If the false certificate had been attached to a deed conveying land to plaintiff, and upon which plaintiff relied in paying for the land,.a different question would be presented; but the false certificate was not attached to ány instrument purporting to convey title to plaintiff, and he relied on it at his peril. For instance, if A brings an action against B, alleging that B has made a written contract to convey him land owned by B, and that the consideration has been paid, and files depositions, duly authenticated by an officer, tending to support the allegations of the complaint, and afterwards C, influenced by these depositions, purchases the right of A, and it turns out on the trial that some or all of these depositions are invalid for the reason that the witness, was not in fact sworn as certified by the officer, the sureties on the official bond of such officer are not liable to C for any loss caused by such purchase, for 'the reason that the officer did not make the certificate for C, or to influence his conduct. It was a matter of negligence on the part of C to purchase land from A that he did not own, simply because some one had made a deposition, to that effect, and this negligence, together with the fraud of the party who sold him the land, and not the certificate, was the direct cause of his injury.

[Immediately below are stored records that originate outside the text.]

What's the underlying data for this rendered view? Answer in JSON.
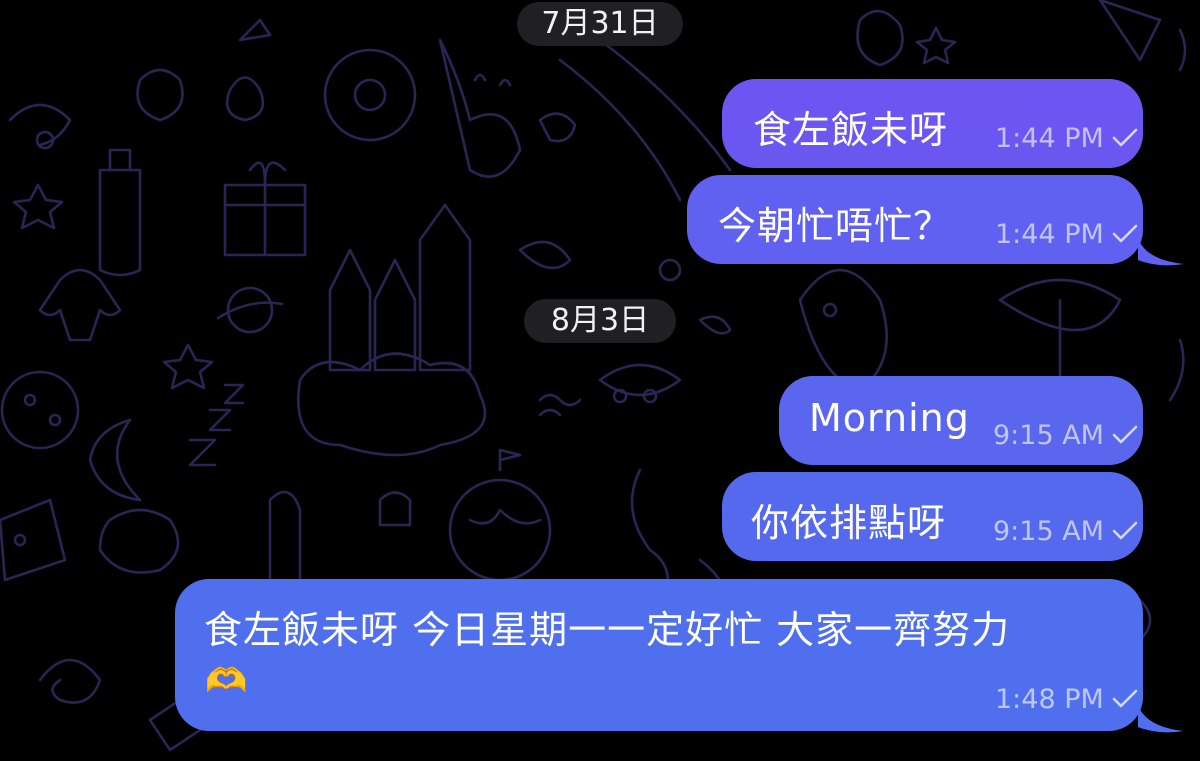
{
  "chat": {
    "date_1": "7月31日",
    "date_2": "8月3日",
    "messages": [
      {
        "text": "食左飯未呀",
        "time": "1:44 PM",
        "status": "sent"
      },
      {
        "text": "今朝忙唔忙？",
        "time": "1:44 PM",
        "status": "sent"
      },
      {
        "text": "Morning",
        "time": "9:15 AM",
        "status": "sent"
      },
      {
        "text": "你依排點呀",
        "time": "9:15 AM",
        "status": "sent"
      },
      {
        "text": "食左飯未呀 今日星期一一定好忙 大家一齊努力",
        "emoji": "🫶",
        "time": "1:48 PM",
        "status": "sent"
      }
    ]
  },
  "theme": {
    "background": "#000000",
    "bubble_top": "#6c55f2",
    "bubble_bottom": "#4f6fee",
    "date_pill": "#1f1f24",
    "doodle_stroke": "#2a2552"
  },
  "icons": {
    "status": "checkmark-icon",
    "wallpaper": "doodle-pattern"
  }
}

The same reasons apply in this case, and we are of the opinion that the complaint does not show that the sureties on the bond of the notary are liable in damages to the plaintiff for the act complained of.

In a former opinion delivered in this case, we held that the answer set up a valid defense- against the complaint, but a motion for rehearing and a brief in support of the same was filed by the counsel for the plaintiff. After consideration of the same, we feel some doubt as to the correctness of our former opinion on that point; but as the conclusion to which we have arrived, that the complaint does not state facts sufficient to constitute a cause of action against the sureties, disposes of the case, we find_ it unnecessary to discuss the sufficiency of the answer.

Judgment reversed and cause remanded, with order to sustain the demurrer to the complaint, with leave to amend.